You could argue that little has changed, in terms of Apple’s ability to ask for that cut. Yes, it has made some concessions around recurring subscribers, lowering the percentage paid after the first year once people come back (I guess with the assumed logic being that Apple gets them in the door, but your app/service’s quality keeps them around). But the iPhone, while not a growth machine like it was in the old days, still represents a massive, stable and spendy customer base — and Apple still controls the only way to distribute software to them (barring jailbreaks and other tomfoolery).

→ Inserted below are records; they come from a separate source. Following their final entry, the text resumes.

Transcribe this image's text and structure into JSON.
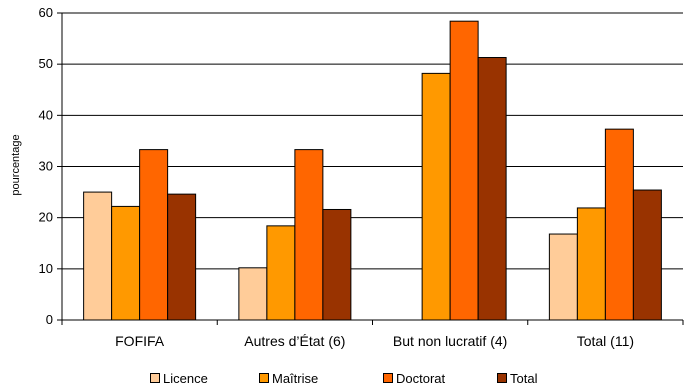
{
  "chart_data": {
    "type": "bar",
    "title": "",
    "xlabel": "",
    "ylabel": "pourcentage",
    "ylim": [
      0,
      60
    ],
    "yticks": [
      0,
      10,
      20,
      30,
      40,
      50,
      60
    ],
    "grid": true,
    "legend_position": "bottom",
    "categories": [
      "FOFIFA",
      "Autres d’État (6)",
      "But non lucratif (4)",
      "Total (11)"
    ],
    "series": [
      {
        "name": "Licence",
        "color": "#FFCC99",
        "values": [
          25.0,
          10.2,
          0,
          16.8
        ]
      },
      {
        "name": "Maîtrise",
        "color": "#FF9900",
        "values": [
          22.2,
          18.4,
          48.2,
          21.9
        ]
      },
      {
        "name": "Doctorat",
        "color": "#FF6600",
        "values": [
          33.3,
          33.3,
          58.4,
          37.3
        ]
      },
      {
        "name": "Total",
        "color": "#993300",
        "values": [
          24.6,
          21.6,
          51.3,
          25.4
        ]
      }
    ]
  }
}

Apple’s App Store success has ironically helped generate the power that some players now wield to counter its “only game in town” negotiating position, however. There’s Spotify, the perennial fly in the ointment. There’s also Netflix, which took out the in-app subscription option after it rightly felt it has enough gravity to draw in customers outside of Apple’s platform, even if that involves a bit more friction for some. Most recently, there’s Hey, which itself isn’t a heavyweight by any means, but which has Basecamp’s very vocal, and developer-loved, co-founder DHH behind it.

I don’t think Apple’s in a position where it has to fully cede its revenue cut, or finally change its frustrating and user-hostile digital goods in-app purchase policy. But I do think that continuing to cling to its standard cut, in this changed and changing app economy, will only serve to further erode developer trust in the company and its platforms. Apple hasn’t faced a significant challenge to its platform dominance (the struck and solidified balance between itself and Android doesn’t count), but one day it will, and if you arbitrarily extract everything you can from third-party developers every chance you get, they’ll be happy to leave the first chance they get.